In der linken Zeitung taz äußert sich Constanze Kurz zum Thema ACTA. Mir scheint es sehr wichtig, bei diesem Thema für mehr öffentliche Aufmerksamkeit zu sorgen, möchte trotzdem die groben Aussagen präzisieren:
Wer das vor zehn Jahren berichtet hätte, wäre als Verschwörungstheoretiker abgestempelt worden: Vertreter der Industrieländer verhandeln geheim über einen internationalen Vertrag. Ohne Parlamentsmandat und öffentliche Aufsicht, ohne etwas über Ziel und Inhalt preiszugeben.
So stimmt diese Aussage nicht. Erstens ist Transparenzmangel und Politikenwäsche (“policy laundry”) über die Handelsschiene vollkommen üblich, so merkwürdig das erscheinen mag. Kaum jemanden mit Erfahrungen im Handelsbereich wird daher eine vollkommen berechtigte prozessuale Kritik beeindrucken. Neu ist, dass nicht Drittstaaten sondern die Staatsangehörigen von Industrieländern selbst die Früchte dieses demokratiebedrohenden Missbrauchs von Handelsinstrumenten ernten.
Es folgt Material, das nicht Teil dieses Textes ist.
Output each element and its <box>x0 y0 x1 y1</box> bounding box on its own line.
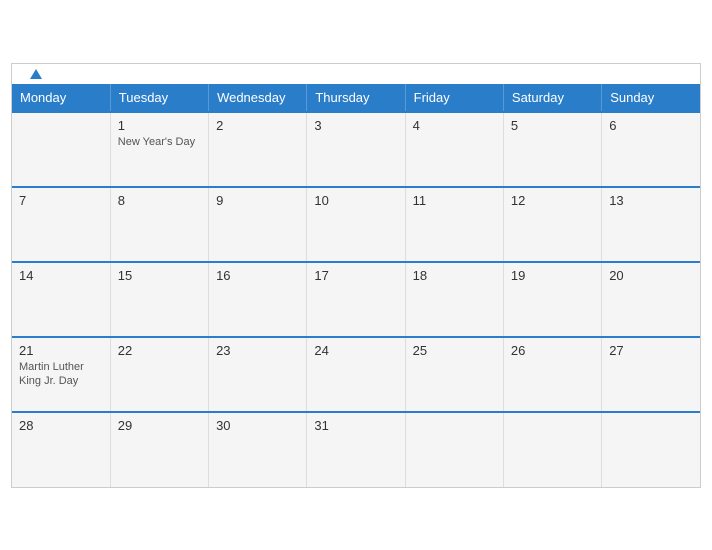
logo <box>28 69 42 79</box>
calendar-cell: 6 <box>602 112 700 187</box>
day-number: 23 <box>216 343 299 358</box>
calendar-week-row: 1 New Year's Day 23 456 <box>12 112 700 187</box>
day-number: 7 <box>19 193 103 208</box>
calendar-thead: MondayTuesdayWednesdayThursdayFridaySatu… <box>12 84 700 112</box>
day-number: 19 <box>511 268 594 283</box>
calendar-cell: 28 <box>12 412 110 487</box>
calendar-week-row: 789 10 11 12 13 <box>12 187 700 262</box>
weekday-header-tuesday: Tuesday <box>110 84 208 112</box>
calendar-cell: 31 <box>307 412 405 487</box>
calendar-week-row: 21 Martin Luther King Jr. Day 22 23 24 25 26 27 <box>12 337 700 412</box>
calendar-container: MondayTuesdayWednesdayThursdayFridaySatu… <box>11 63 701 488</box>
calendar-cell: 5 <box>503 112 601 187</box>
day-number: 16 <box>216 268 299 283</box>
calendar-cell: 7 <box>12 187 110 262</box>
calendar-cell: 8 <box>110 187 208 262</box>
day-number: 1 <box>118 118 201 133</box>
calendar-cell: 27 <box>602 337 700 412</box>
calendar-week-row: 14 15 16 17 18 19 20 <box>12 262 700 337</box>
day-number: 21 <box>19 343 103 358</box>
calendar-cell: 23 <box>209 337 307 412</box>
calendar-cell: 14 <box>12 262 110 337</box>
day-number: 11 <box>413 193 496 208</box>
calendar-cell: 20 <box>602 262 700 337</box>
weekday-header-wednesday: Wednesday <box>209 84 307 112</box>
day-number: 25 <box>413 343 496 358</box>
logo-triangle-icon <box>30 69 42 79</box>
calendar-cell: 19 <box>503 262 601 337</box>
calendar-cell: 15 <box>110 262 208 337</box>
calendar-cell: 11 <box>405 187 503 262</box>
day-number: 31 <box>314 418 397 433</box>
weekday-header-sunday: Sunday <box>602 84 700 112</box>
day-number: 29 <box>118 418 201 433</box>
calendar-cell: 3 <box>307 112 405 187</box>
day-number: 9 <box>216 193 299 208</box>
calendar-cell: 26 <box>503 337 601 412</box>
calendar-cell <box>503 412 601 487</box>
calendar-cell: 24 <box>307 337 405 412</box>
day-number: 2 <box>216 118 299 133</box>
calendar-cell: 2 <box>209 112 307 187</box>
day-number: 24 <box>314 343 397 358</box>
day-number: 8 <box>118 193 201 208</box>
holiday-name: Martin Luther King Jr. Day <box>19 360 103 389</box>
day-number: 22 <box>118 343 201 358</box>
calendar-cell: 16 <box>209 262 307 337</box>
holiday-name: New Year's Day <box>118 135 201 149</box>
calendar-week-row: 28 29 30 31 <box>12 412 700 487</box>
calendar-cell: 9 <box>209 187 307 262</box>
day-number: 3 <box>314 118 397 133</box>
calendar-cell: 30 <box>209 412 307 487</box>
calendar-table: MondayTuesdayWednesdayThursdayFridaySatu… <box>12 84 700 487</box>
calendar-cell: 17 <box>307 262 405 337</box>
calendar-cell <box>405 412 503 487</box>
calendar-cell: 22 <box>110 337 208 412</box>
day-number: 14 <box>19 268 103 283</box>
weekday-header-friday: Friday <box>405 84 503 112</box>
calendar-cell: 25 <box>405 337 503 412</box>
calendar-cell <box>602 412 700 487</box>
day-number: 17 <box>314 268 397 283</box>
weekday-header-thursday: Thursday <box>307 84 405 112</box>
calendar-cell: 10 <box>307 187 405 262</box>
day-number: 30 <box>216 418 299 433</box>
calendar-cell: 13 <box>602 187 700 262</box>
calendar-cell: 12 <box>503 187 601 262</box>
day-number: 20 <box>609 268 693 283</box>
day-number: 15 <box>118 268 201 283</box>
day-number: 5 <box>511 118 594 133</box>
calendar-cell: 29 <box>110 412 208 487</box>
calendar-cell: 1 New Year's Day <box>110 112 208 187</box>
day-number: 10 <box>314 193 397 208</box>
day-number: 18 <box>413 268 496 283</box>
weekday-header-saturday: Saturday <box>503 84 601 112</box>
day-number: 27 <box>609 343 693 358</box>
day-number: 4 <box>413 118 496 133</box>
day-number: 12 <box>511 193 594 208</box>
weekday-header-row: MondayTuesdayWednesdayThursdayFridaySatu… <box>12 84 700 112</box>
calendar-body: 1New Year's Day2345678910111213141516171… <box>12 112 700 487</box>
calendar-header <box>12 64 700 84</box>
calendar-cell <box>12 112 110 187</box>
day-number: 28 <box>19 418 103 433</box>
day-number: 13 <box>609 193 693 208</box>
weekday-header-monday: Monday <box>12 84 110 112</box>
day-number: 6 <box>609 118 693 133</box>
calendar-cell: 21 Martin Luther King Jr. Day <box>12 337 110 412</box>
calendar-cell: 18 <box>405 262 503 337</box>
calendar-cell: 4 <box>405 112 503 187</box>
day-number: 26 <box>511 343 594 358</box>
Allein in Brüssel gab zwei “Anhörungen”, an einer habe ich für einen Softwareverband teilgenommen. Die Inhalte sind auch kein Geheimnis, nur der genaue Wortlaut und Stand der Verhandlungen ist nicht bekannt. Ganz klar soll im Internetkapitel die 3-Streiche Regelung enthalten sein, die Internetzugangsdienstleister in die Pflicht nimmt, die Nutzung ihrer Kunden zu überwachen, also weiter das “mere conduit” Prinzip unterminiert.
Des weiteren gab es vor einem Jahr einen etwas unglücklichen Bericht eines rechtskonservativen Italienischen Abgeordneten im Europaparlament G. Susta. Zu diesem Zeitpunkt hatten die meisten Verbände noch keine Positionierung zum Thema, der Bericht fordert u.a. die Offenlegung von entsprechenden Dokumenten aus der Verhandlung. Auch die Industrie war keinesfalls die treibende Kraft. Es gab zahlreiche parlamentarische Anfragen zum Thema ACTA, nur fehlte die breite öffentliche Aufmerksamkeit.
Geht es um einen Geheimplan zur Rettung vor einem Emmerich-Ende der Menschheit? Nein, es ist viel profaner. Mit Acta, dem Anti-Counterfeiting Trade Agreement, soll vorgeblich der Handel mit gefälschten Produkten eingedämmt werden.
Natürlich ist das nur das Etikett, daran glaubt niemand. Gleichwohl geht es bei ACTA rein formal nur um Handel. Denn ein Handelsprozess muss etwas mit Handel zu tun haben. Warum ein Handelsprozess? Diese Frage habe ich den Zuständigen gestellt. Der Grund für einen Handelsprozess sui generis ist, dass alle anderen internationalen Verfahren festgefahren sind. UIm Sinne eines Befürworters dieser Politiken ist es daher nachvollziebar einen weiteren Versuche einer Koalition der Willigen zu unternehmen. Und neben ACTA werden die gleichen Inhalte noch bilateral verhandelt.
Entgegen des Eindrucks von Constanze Kurz ist Transparenzmangel bei Handelsverfahren ganz normal und eine generische Schieflage, die an Brisanz gewinnt, weil nunmehr regulative und legislative Angelegenheiten ihren Weg in Handelsabkommen finden. Der Handelsausschuss hat merkwürdigerweise sich dieses Jahr sogar dafür eingesetzt, dass handelsbezogene Dokumente im Allgemeinen nicht offengelegt werden.
ACTA ist in vielerlei Hinsicht “technisch” interessant, zum Bespiel im Hinblick auf Kompetenzen der Kommission zum Strafrecht, zum Beispiel hinsichtlich der Frage wie man die 3-Streiche Lösung verfassungskonform realisieren kann, im Hinblick auf seine Administration durch die EU. Oder die Verträglichkeit des Schutzes von Geographischen Indikatoren, was von der EU-Seite sehr in diesen Debatten gepusht wird, mit dem Desiderat des Abbaus von Handelshemmnissen in den EU-Verträgen. Geografische Indikatoren sind nämlich solche Handelshemmnisse, vor allem für landwirtschaftliche Güter.
Die Aufmerksamkeit der Öffentlichkeit ist gerade jetzt wichtig. Nicht nur hinsichtlich ACTA. Der neue Handelskommissar de Gucht wird sich sicherlich demnächst vom Parlament Fragen stellen lassen müssen.